You didn't and couldn't. It is well known that Aristotile did not perform experiments. He just said things:

Quote from: Suzane Glass
" In the past scientists did not use the scientific method we use today. For example, Aristotle was a great thinker in ancient Greece. He carefully observed and tried to check things for himself. But he also wrote things down that had not been proven by the kind of careful experiments scientists complete today. Sometimes Aristotle was wrong. But his work was so respected in Europe that 1,000 years later few people doubted what he had written. Until the 1500's university students were not supposed to question what Aristotle and other ancient thinkers had written. They were just supposed to memorize it. Experimenting and checking things were simply not done. ” —Suzane Glass, Analyze This!: Understanding the Scientific Method

No experimentation. Just human 'logic' and 'intuition'.

Quote
What experiments does one conduct on the moon

I'm pretty sure candles and shadows and spheres existed in Ancient Greece. The OP shows experiments which may imply that that a round shadow doesn't necessarily mean that it's from a round shape.
« Last Edit: May 09, 2020, 07:34:55 PM by Tom Bishop »

Re: Aristotle's most famous proof for the rotundity of the Earth
« Reply #17 on: May 09, 2020, 09:15:34 PM »

Read the OP again. At a certain position near the light source, like in RE, straight line shadows maintain a straight line. Shapes maintain their shape on the Moon and do not warp.

Since in the real eclipse the shape of the shadow on the Moon does warp, this falsifies the explanation given.

You can't have it both ways.

The experiments (both the original and my own) are not especially true to life. For example, in reality, the observer is going to be stationary on the earth, whereas in these experiments, the observer is stationary and the earth (the folder) moves back and forth in front of a stationary light source. Furthermore, I don't think anyone has ever suggested a rectangular folder is a sensible model for the earth.

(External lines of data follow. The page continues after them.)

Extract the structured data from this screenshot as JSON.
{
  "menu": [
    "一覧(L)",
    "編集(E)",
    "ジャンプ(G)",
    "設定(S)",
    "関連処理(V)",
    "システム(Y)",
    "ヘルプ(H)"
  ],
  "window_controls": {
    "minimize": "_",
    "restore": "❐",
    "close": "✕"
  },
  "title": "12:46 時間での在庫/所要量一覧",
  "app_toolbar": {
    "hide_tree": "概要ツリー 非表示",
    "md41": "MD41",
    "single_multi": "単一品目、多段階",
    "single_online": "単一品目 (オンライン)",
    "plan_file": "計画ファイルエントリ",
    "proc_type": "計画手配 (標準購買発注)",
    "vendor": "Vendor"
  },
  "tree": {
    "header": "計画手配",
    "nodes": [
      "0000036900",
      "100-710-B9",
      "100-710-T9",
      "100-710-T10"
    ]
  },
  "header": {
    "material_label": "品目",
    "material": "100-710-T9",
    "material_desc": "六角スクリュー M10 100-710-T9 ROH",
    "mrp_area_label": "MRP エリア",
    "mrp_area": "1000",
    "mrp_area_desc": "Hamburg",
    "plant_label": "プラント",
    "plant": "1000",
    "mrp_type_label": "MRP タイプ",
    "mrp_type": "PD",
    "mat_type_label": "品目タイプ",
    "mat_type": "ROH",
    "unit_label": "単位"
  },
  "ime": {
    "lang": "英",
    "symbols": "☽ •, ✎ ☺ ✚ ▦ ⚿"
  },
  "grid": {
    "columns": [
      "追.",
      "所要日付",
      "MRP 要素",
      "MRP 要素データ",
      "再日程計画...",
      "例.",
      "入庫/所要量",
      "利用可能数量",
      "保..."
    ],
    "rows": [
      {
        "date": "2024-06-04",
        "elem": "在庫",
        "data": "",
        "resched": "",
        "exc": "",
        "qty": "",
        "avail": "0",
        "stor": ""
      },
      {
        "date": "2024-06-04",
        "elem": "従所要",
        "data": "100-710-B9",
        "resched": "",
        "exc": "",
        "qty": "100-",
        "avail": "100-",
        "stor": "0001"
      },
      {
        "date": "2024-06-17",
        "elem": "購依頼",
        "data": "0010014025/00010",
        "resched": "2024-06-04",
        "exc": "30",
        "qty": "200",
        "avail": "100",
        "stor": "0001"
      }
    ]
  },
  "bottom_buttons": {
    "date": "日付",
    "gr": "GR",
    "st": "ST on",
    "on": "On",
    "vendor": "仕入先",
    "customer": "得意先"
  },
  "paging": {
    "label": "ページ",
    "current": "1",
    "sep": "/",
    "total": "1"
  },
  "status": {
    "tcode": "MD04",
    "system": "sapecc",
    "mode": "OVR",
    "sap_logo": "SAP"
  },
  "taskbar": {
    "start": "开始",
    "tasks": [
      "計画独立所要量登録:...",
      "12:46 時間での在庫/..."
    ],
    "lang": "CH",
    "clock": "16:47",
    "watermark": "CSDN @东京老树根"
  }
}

Probably a more realistic model would be to replace the folder with a stationary sphere of a sensible size, locate the observer on the sphere and move the light source to create a moving shadow. Something easier to do in a model than with real objects in a real room. My models are simply intended to mimic a real experiment as documented in the Wiki.

Aristotle's basic point surely is that only a sphere can be rotated about any arbitrary axis and still cast a shadow of exactly the same shape. Certainly any flat surface, whether circular or some other shape, when put in front of a light source and projected, will create a variety of shadow shapes as it is rotated about various axes.

How these shadows then interact with a spherical object (the moon) is interesting, difficult to visualise, but perfectly possible to model.

However my original point is simply that the image in the Wiki is misleading and unrealistic due to the placement of the light source, the folder (representing the earth), the observer and the moon globe. Because it is misleading, I don't believe (on its own) it is good enough evidence to dismiss Aristotle's ideas.